Estimating the potential global warming effect resulting from methane emissions is far from simple. The greater heat capture value of methane as compared to carbon dioxide is well described and it is generally accepted that methane has a warming potential 30 times that of carbon dioxide. This value results from the known warming potential and the expected time until it is converted to carbon dioxide, but different values result from different time horizons of climate change. Recent research from the Oxford Martin School dives deeper into this calculation estimating outcomes under conditions of rising, constant, or declining methane emissions.  This newly suggested approach suggests an optimistic impact from scenarios of small decreases in emissions, which would result in greater than earlier expected mitigation of global warming, encouraging efforts to mitigate methane emissions. 

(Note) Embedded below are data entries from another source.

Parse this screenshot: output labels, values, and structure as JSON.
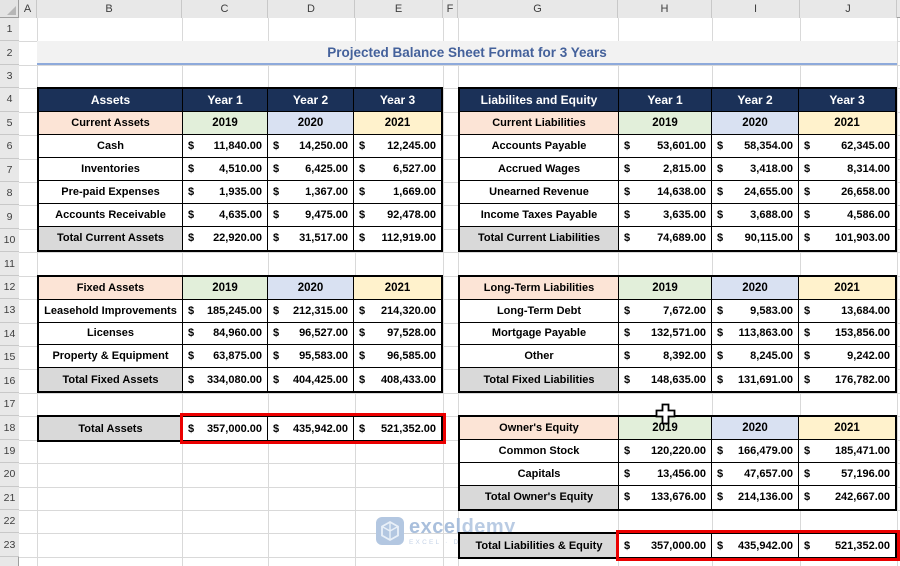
{
  "sheet": {
    "title": "Projected Balance Sheet Format for 3 Years",
    "column_letters": [
      "A",
      "B",
      "C",
      "D",
      "E",
      "F",
      "G",
      "H",
      "I",
      "J"
    ],
    "row_numbers": [
      "1",
      "2",
      "3",
      "4",
      "5",
      "6",
      "7",
      "8",
      "9",
      "10",
      "11",
      "12",
      "13",
      "14",
      "15",
      "16",
      "17",
      "18",
      "19",
      "20",
      "21",
      "22",
      "23"
    ]
  },
  "currency": "$",
  "colors": {
    "header_navy": "#1B3158",
    "subheader_pink": "#FCE4D6",
    "year_colors": [
      "#E2EFDA",
      "#D9E1F2",
      "#FFF2CC"
    ],
    "total_gray": "#D9D9D9",
    "highlight_red": "#EB0000",
    "title_blue": "#44619B",
    "title_underline": "#8EAADB"
  },
  "tables": [
    {
      "name": "assets-current",
      "rows": [
        {
          "kind": "head",
          "label": "Assets",
          "values": [
            "Year 1",
            "Year 2",
            "Year 3"
          ]
        },
        {
          "kind": "sub",
          "label": "Current Assets",
          "values": [
            "2019",
            "2020",
            "2021"
          ]
        },
        {
          "kind": "data",
          "label": "Cash",
          "values": [
            "11,840.00",
            "14,250.00",
            "12,245.00"
          ]
        },
        {
          "kind": "data",
          "label": "Inventories",
          "values": [
            "4,510.00",
            "6,425.00",
            "6,527.00"
          ]
        },
        {
          "kind": "data",
          "label": "Pre-paid Expenses",
          "values": [
            "1,935.00",
            "1,367.00",
            "1,669.00"
          ]
        },
        {
          "kind": "data",
          "label": "Accounts Receivable",
          "values": [
            "4,635.00",
            "9,475.00",
            "92,478.00"
          ]
        },
        {
          "kind": "total",
          "label": "Total Current Assets",
          "values": [
            "22,920.00",
            "31,517.00",
            "112,919.00"
          ]
        }
      ]
    },
    {
      "name": "assets-fixed",
      "rows": [
        {
          "kind": "sub",
          "label": "Fixed Assets",
          "values": [
            "2019",
            "2020",
            "2021"
          ]
        },
        {
          "kind": "data",
          "label": "Leasehold Improvements",
          "values": [
            "185,245.00",
            "212,315.00",
            "214,320.00"
          ]
        },
        {
          "kind": "data",
          "label": "Licenses",
          "values": [
            "84,960.00",
            "96,527.00",
            "97,528.00"
          ]
        },
        {
          "kind": "data",
          "label": "Property & Equipment",
          "values": [
            "63,875.00",
            "95,583.00",
            "96,585.00"
          ]
        },
        {
          "kind": "total",
          "label": "Total Fixed Assets",
          "values": [
            "334,080.00",
            "404,425.00",
            "408,433.00"
          ]
        }
      ]
    },
    {
      "name": "total-assets",
      "highlight": true,
      "rows": [
        {
          "kind": "total",
          "label": "Total Assets",
          "values": [
            "357,000.00",
            "435,942.00",
            "521,352.00"
          ]
        }
      ]
    },
    {
      "name": "liabilities-current",
      "rows": [
        {
          "kind": "head",
          "label": "Liabilites and Equity",
          "values": [
            "Year 1",
            "Year 2",
            "Year 3"
          ]
        },
        {
          "kind": "sub",
          "label": "Current Liabilities",
          "values": [
            "2019",
            "2020",
            "2021"
          ]
        },
        {
          "kind": "data",
          "label": "Accounts Payable",
          "values": [
            "53,601.00",
            "58,354.00",
            "62,345.00"
          ]
        },
        {
          "kind": "data",
          "label": "Accrued Wages",
          "values": [
            "2,815.00",
            "3,418.00",
            "8,314.00"
          ]
        },
        {
          "kind": "data",
          "label": "Unearned Revenue",
          "values": [
            "14,638.00",
            "24,655.00",
            "26,658.00"
          ]
        },
        {
          "kind": "data",
          "label": "Income Taxes Payable",
          "values": [
            "3,635.00",
            "3,688.00",
            "4,586.00"
          ]
        },
        {
          "kind": "total",
          "label": "Total Current Liabilities",
          "values": [
            "74,689.00",
            "90,115.00",
            "101,903.00"
          ]
        }
      ]
    },
    {
      "name": "liabilities-longterm",
      "rows": [
        {
          "kind": "sub",
          "label": "Long-Term Liabilities",
          "values": [
            "2019",
            "2020",
            "2021"
          ]
        },
        {
          "kind": "data",
          "label": "Long-Term Debt",
          "values": [
            "7,672.00",
            "9,583.00",
            "13,684.00"
          ]
        },
        {
          "kind": "data",
          "label": "Mortgage Payable",
          "values": [
            "132,571.00",
            "113,863.00",
            "153,856.00"
          ]
        },
        {
          "kind": "data",
          "label": "Other",
          "values": [
            "8,392.00",
            "8,245.00",
            "9,242.00"
          ]
        },
        {
          "kind": "total",
          "label": "Total Fixed Liabilities",
          "values": [
            "148,635.00",
            "131,691.00",
            "176,782.00"
          ]
        }
      ]
    },
    {
      "name": "owners-equity",
      "rows": [
        {
          "kind": "sub",
          "label": "Owner's Equity",
          "values": [
            "2019",
            "2020",
            "2021"
          ]
        },
        {
          "kind": "data",
          "label": "Common Stock",
          "values": [
            "120,220.00",
            "166,479.00",
            "185,471.00"
          ]
        },
        {
          "kind": "data",
          "label": "Capitals",
          "values": [
            "13,456.00",
            "47,657.00",
            "57,196.00"
          ]
        },
        {
          "kind": "total",
          "label": "Total Owner's Equity",
          "values": [
            "133,676.00",
            "214,136.00",
            "242,667.00"
          ]
        }
      ]
    },
    {
      "name": "total-liabilities-equity",
      "highlight": true,
      "rows": [
        {
          "kind": "total",
          "label": "Total Liabilities & Equity",
          "values": [
            "357,000.00",
            "435,942.00",
            "521,352.00"
          ]
        }
      ]
    }
  ],
  "watermark": {
    "brand_part1": "excel",
    "brand_part2": "demy",
    "tagline": "EXCEL · DATA BI"
  },
  "icons": {
    "cursor": "excel-plus-cell-cursor",
    "watermark_logo": "exceldemy-cube-logo",
    "select_all_corner": "select-all-triangle"
  }
}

When it comes to mitigating greenhouse gases, it is important to remember that methane is a by-product of beef cattle’s digestion as opposed to its meat production. Thus, the methane footprint of meat production is strongly associated with feed efficiency.  Additional efforts to reduce methane emissions by nutritional means are also interesting but should not distract from the main opportunity for mitigation, which is increasing the feed efficiency of beef animals.

Recently, there is an increasing interest in soil carbon, which is 2.3 times greater than atmospheric carbon and has a reservoir 3.5 times greater than the carbon found in all living plants. Grazing cattle can positively influence carbon retention in soils, and this represents an interesting opportunity to offset the estimated carbon footprint from their methane emissions. Optimistic discussions are taking place around this opportunity however, inadequate grazing can also have the opposite effect. Learnings so far on this topic focus on the importance of managing grazing without degrading soils, and even as a means to restore soil carbon.

The Evolving Role of Beef Cattle

Ruminants have been a part of food production since the inception of agricultural practices. As the world’s population demands growth in food quantity and quality, the natural upcycling abilities of beef cattle will help meet protein demand. Cattle will also support the responsible use of agricultural technologies that have allowed cropland to vastly increase productivity. By balancing efforts between intensification with integration in natural landscapes for beef cattle, nutritional technologies and practices can bring greater efficiency to protein production.

Adaptations to grazing cattle nutrition and management can play a key role in integrated approaches to mitigating greenhouse gases. Reducing the carbon footprint of food production will require a holistic approach blending nutritional and ecological solutions. As highly efficient sources of high-quality protein, beef cattle are integral parts of feeding the future.